Lady Hermon has said she expects to meet Prime Minister Theresa May face-to-face to discuss her potential support for the draft Brexit deal.
The Independent Unionist MP said she needed personal assurances from Mrs May before she would vote for the EU withdrawal agreement in the Commons.
Lady Hermon told BBC News NI she was "not happy with everything" in the deal but there was no time for alternatives.
She added that having no deal at all would be more damaging for unionism.
The North Down MP, speaking to the Inside Politics programme, described the prime minister as a "committed unionist" and said she did not believe she would strike a deal that risked Northern Ireland's position within the United Kingdom.
However she added: "There are things I need clarification from the prime minister herself.
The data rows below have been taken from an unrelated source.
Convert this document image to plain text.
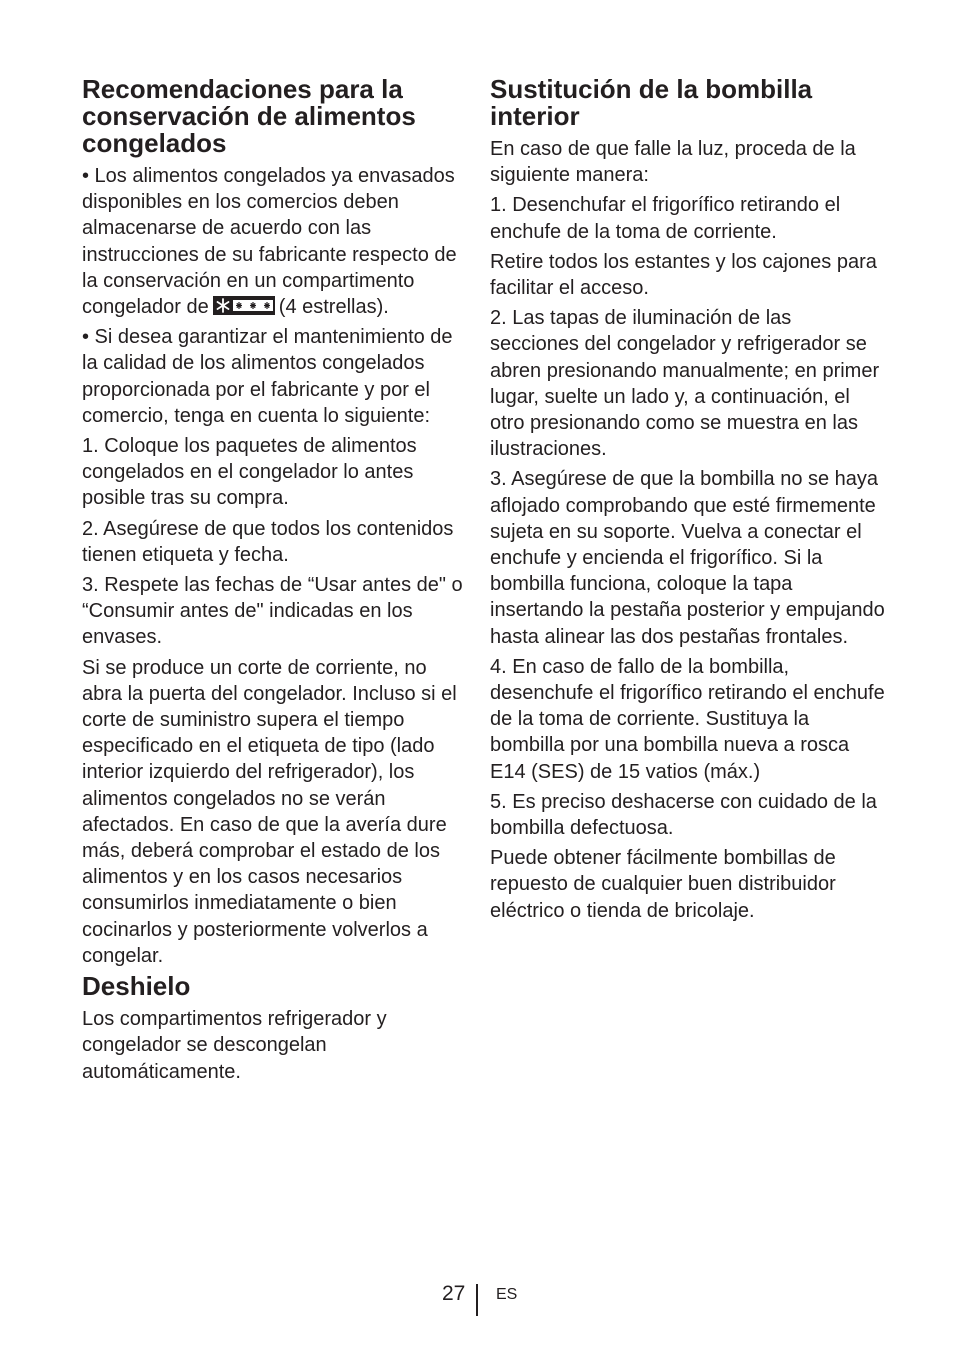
Recomendaciones para la conservación de alimentos congelados

• Los alimentos congelados ya envasados disponibles en los comercios deben almacenarse de acuerdo con las instrucciones de su fabricante respecto de la conservación en un compartimento congelador de	(4 estrellas).

• Si desea garantizar el mantenimiento de la calidad de los alimentos congelados proporcionada por el fabricante y por el comercio, tenga en cuenta lo siguiente:

1. Coloque los paquetes de alimentos congelados en el congelador lo antes posible tras su compra.

2. Asegúrese de que todos los contenidos tienen etiqueta y fecha.

3. Respete las fechas de “Usar antes de" o “Consumir antes de" indicadas en los envases.

Si se produce un corte de corriente, no abra la puerta del congelador. Incluso si el corte de suministro supera el tiempo especificado en el etiqueta de tipo (lado interior izquierdo del refrigerador), los alimentos congelados no se verán afectados. En caso de que la avería dure más, deberá comprobar el estado de los alimentos y en los casos necesarios consumirlos inmediatamente o bien cocinarlos y posteriormente volverlos a congelar.

Deshielo

Los compartimentos refrigerador y congelador se descongelan automáticamente.

Sustitución de la bombilla interior

En caso de que falle la luz, proceda de la siguiente manera:

1. Desenchufar el frigorífico retirando el enchufe de la toma de corriente.

Retire todos los estantes y los cajones para facilitar el acceso.

2. Las tapas de iluminación de las secciones del congelador y refrigerador se abren presionando manualmente; en primer lugar, suelte un lado y, a continuación, el otro presionando como se muestra en las ilustraciones.

3. Asegúrese de que la bombilla no se haya aflojado comprobando que esté firmemente sujeta en su soporte. Vuelva a conectar el enchufe y encienda el frigorífico. Si la bombilla funciona, coloque la tapa insertando la pestaña posterior y empujando hasta alinear las dos pestañas frontales.

4. En caso de fallo de la bombilla, desenchufe el frigorífico retirando el enchufe de la toma de corriente. Sustituya la bombilla por una bombilla nueva a rosca E14 (SES) de 15 vatios (máx.)

5. Es preciso deshacerse con cuidado de la bombilla defectuosa.

Puede obtener fácilmente bombillas de repuesto de cualquier buen distribuidor eléctrico o tienda de bricolaje.

27 ES
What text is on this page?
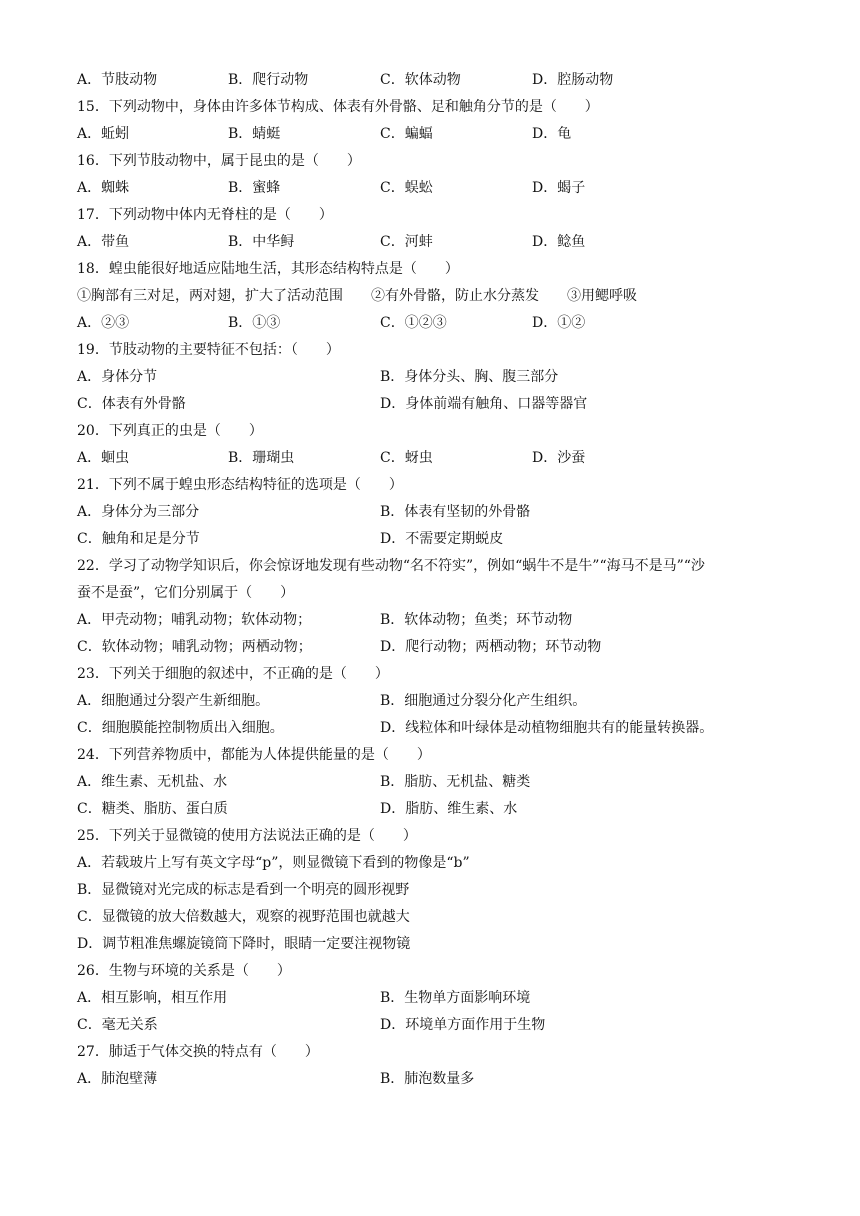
A．节肢动物	B．爬行动物	C．软体动物	D．腔肠动物
15．下列动物中，身体由许多体节构成、体表有外骨骼、足和触角分节的是（　　）
A．蚯蚓	B．蜻蜓	C．蝙蝠	D．龟
16．下列节肢动物中，属于昆虫的是（　　）
A．蜘蛛	B．蜜蜂	C．蜈蚣	D．蝎子
17．下列动物中体内无脊柱的是（　　）
A．带鱼	B．中华鲟	C．河蚌	D．鲶鱼
18．蝗虫能很好地适应陆地生活，其形态结构特点是（　　）
①胸部有三对足，两对翅，扩大了活动范围　　②有外骨骼，防止水分蒸发　　③用鳃呼吸
A．②③	B．①③	C．①②③	D．①②
19．节肢动物的主要特征不包括：（　　）
A．身体分节	B．身体分头、胸、腹三部分
C．体表有外骨骼	D．身体前端有触角、口器等器官
20．下列真正的虫是（　　）
A．蛔虫	B．珊瑚虫	C．蚜虫	D．沙蚕
21．下列不属于蝗虫形态结构特征的选项是（　　）
A．身体分为三部分	B．体表有坚韧的外骨骼
C．触角和足是分节	D．不需要定期蜕皮
22．学习了动物学知识后，你会惊讶地发现有些动物“名不符实”，例如“蜗牛不是牛”“海马不是马”“沙
蚕不是蚕”，它们分别属于（　　）
A．甲壳动物；哺乳动物；软体动物；	B．软体动物；鱼类；环节动物
C．软体动物；哺乳动物；两栖动物；	D．爬行动物；两栖动物；环节动物
23．下列关于细胞的叙述中，不正确的是（　　）
A．细胞通过分裂产生新细胞。	B．细胞通过分裂分化产生组织。
C．细胞膜能控制物质出入细胞。	D．线粒体和叶绿体是动植物细胞共有的能量转换器。
24．下列营养物质中，都能为人体提供能量的是（　　）
A．维生素、无机盐、水	B．脂肪、无机盐、糖类
C．糖类、脂肪、蛋白质	D．脂肪、维生素、水
25．下列关于显微镜的使用方法说法正确的是（　　）
A．若载玻片上写有英文字母“p”，则显微镜下看到的物像是“b”
B．显微镜对光完成的标志是看到一个明亮的圆形视野
C．显微镜的放大倍数越大，观察的视野范围也就越大
D．调节粗准焦螺旋镜筒下降时，眼睛一定要注视物镜
26．生物与环境的关系是（　　）
A．相互影响，相互作用	B．生物单方面影响环境
C．毫无关系	D．环境单方面作用于生物
27．肺适于气体交换的特点有（　　）
A．肺泡壁薄	B．肺泡数量多
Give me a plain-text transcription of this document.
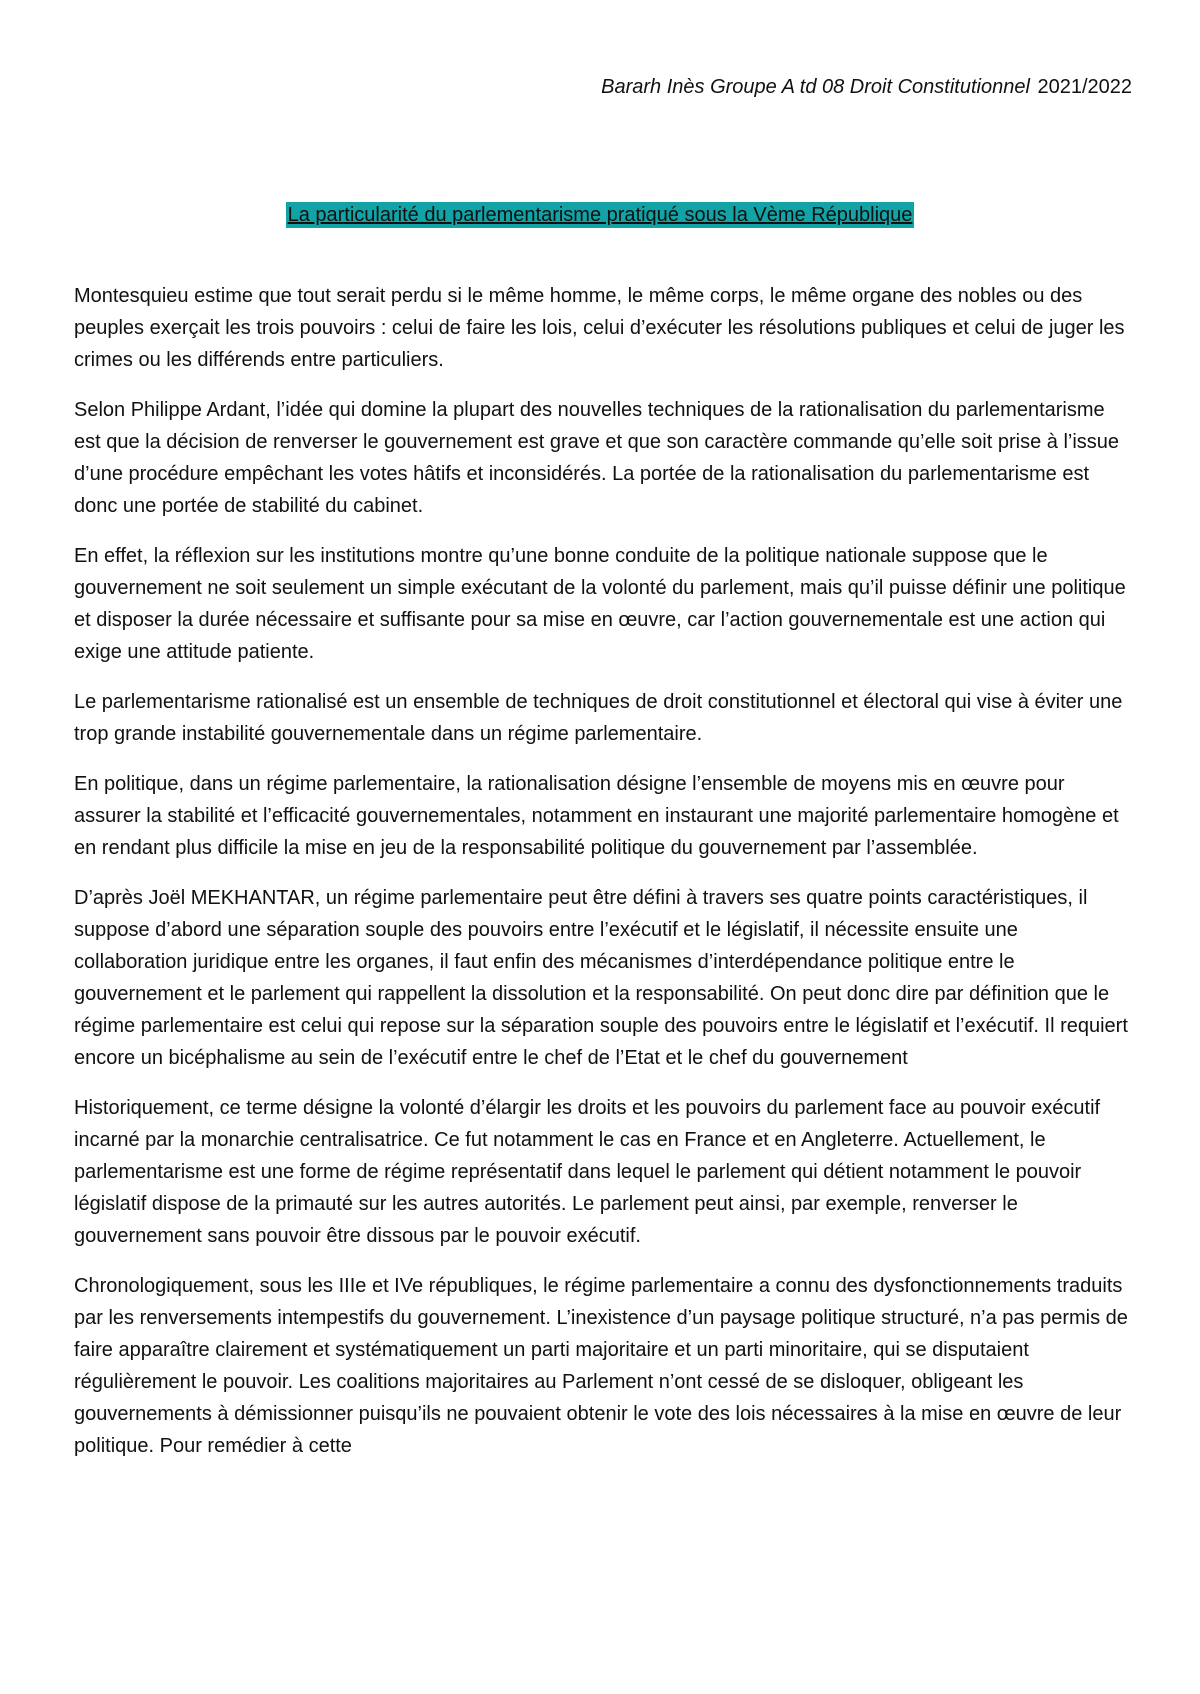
Bararh Inès Groupe A td 08 Droit Constitutionnel 2021/2022
La particularité du parlementarisme pratiqué sous la Vème République

Montesquieu estime que tout serait perdu si le même homme, le même corps, le même organe des nobles ou des peuples exerçait les trois pouvoirs : celui de faire les lois, celui d’exécuter les résolutions publiques et celui de juger les crimes ou les différends entre particuliers.

Selon Philippe Ardant, l’idée qui domine la plupart des nouvelles techniques de la rationalisation du parlementarisme est que la décision de renverser le gouvernement est grave et que son caractère commande qu’elle soit prise à l’issue d’une procédure empêchant les votes hâtifs et inconsidérés. La portée de la rationalisation du parlementarisme est donc une portée de stabilité du cabinet.

En effet, la réflexion sur les institutions montre qu’une bonne conduite de la politique nationale suppose que le gouvernement ne soit seulement un simple exécutant de la volonté du parlement, mais qu’il puisse définir une politique et disposer la durée nécessaire et suffisante pour sa mise en œuvre, car l’action gouvernementale est une action qui exige une attitude patiente.

Le parlementarisme rationalisé est un ensemble de techniques de droit constitutionnel et électoral qui vise à éviter une trop grande instabilité gouvernementale dans un régime parlementaire.

En politique, dans un régime parlementaire, la rationalisation désigne l’ensemble de moyens mis en œuvre pour assurer la stabilité et l’efficacité gouvernementales, notamment en instaurant une majorité parlementaire homogène et en rendant plus difficile la mise en jeu de la responsabilité politique du gouvernement par l’assemblée.

D’après Joël MEKHANTAR, un régime parlementaire peut être défini à travers ses quatre points caractéristiques, il suppose d’abord une séparation souple des pouvoirs entre l’exécutif et le législatif, il nécessite ensuite une collaboration juridique entre les organes, il faut enfin des mécanismes d’interdépendance politique entre le gouvernement et le parlement qui rappellent la dissolution et la responsabilité. On peut donc dire par définition que le régime parlementaire est celui qui repose sur la séparation souple des pouvoirs entre le législatif et l’exécutif. Il requiert encore un bicéphalisme au sein de l’exécutif entre le chef de l’Etat et le chef du gouvernement

Historiquement, ce terme désigne la volonté d’élargir les droits et les pouvoirs du parlement face au pouvoir exécutif incarné par la monarchie centralisatrice. Ce fut notamment le cas en France et en Angleterre. Actuellement, le parlementarisme est une forme de régime représentatif dans lequel le parlement qui détient notamment le pouvoir législatif dispose de la primauté sur les autres autorités. Le parlement peut ainsi, par exemple, renverser le gouvernement sans pouvoir être dissous par le pouvoir exécutif.

Chronologiquement, sous les IIIe et IVe républiques, le régime parlementaire a connu des dysfonctionnements traduits par les renversements intempestifs du gouvernement. L’inexistence d’un paysage politique structuré, n’a pas permis de faire apparaître clairement et systématiquement un parti majoritaire et un parti minoritaire, qui se disputaient régulièrement le pouvoir. Les coalitions majoritaires au Parlement n’ont cessé de se disloquer, obligeant les gouvernements à démissionner puisqu’ils ne pouvaient obtenir le vote des lois nécessaires à la mise en œuvre de leur politique. Pour remédier à cette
I need her to look me in the face and say 'don't be worried about that' or 'I can guarantee this'.
"I need assurances from the prime minister before I will finally give my vote to this particular deal.
"However, I would be very surprised if I were ever to find myself on the same page as Sammy Wilson and Jacob Rees-Mogg."
Lady Hermon said "every vote will count" when MPs give their verdict on the agreement and confirmed she was "in discussions" with Mrs May about setting up a meeting.
The MP also rebuked the Democratic Unionist Party (DUP) over their response to the draft Brexit deal and called on them to "tone down" their rhetoric.
DUP deputy leader Nigel Dodds had criticised Mrs May's deal on Thursday, claiming it would make the UK a "vassal" state and lead to the break up the union, while DUP MP Sammy Wilson compared the agreement to a "punishment beating".
The DUP is unhappy about the border backstop, an insurance clause to protect an open border on the island of Ireland, which if enforced, would see Northern Ireland more closely tied to the rules of the EU single market that other parts of the UK.
But Lady Hermon said she believed that no deal would automatically lead to a hard border on the island, which would be exploited by republicans to push for a referendum on Irish unity.
"I have to say I have found language being used by senior members of the DUP extremely upsetting and concerning and I think they just have to think of the implications of what they are saying," Lady Hermon said.
"Words like vassal state, words like betrayal are very upsetting, they're very dispiriting and they cause great concern right across Northern Ireland."
She told the DUP that they should remember the prime minister's commitment to British unionism.
"Theresa May is not going to jeopardise the constitutional status of Northern Ireland within the United Kingdom, that is just not in her make up at all," the MP added.
Lady Hermon voted remain in the Brexit referendum but said there was not enough parliamentary time left to strike a new deal, or hold a second referendum.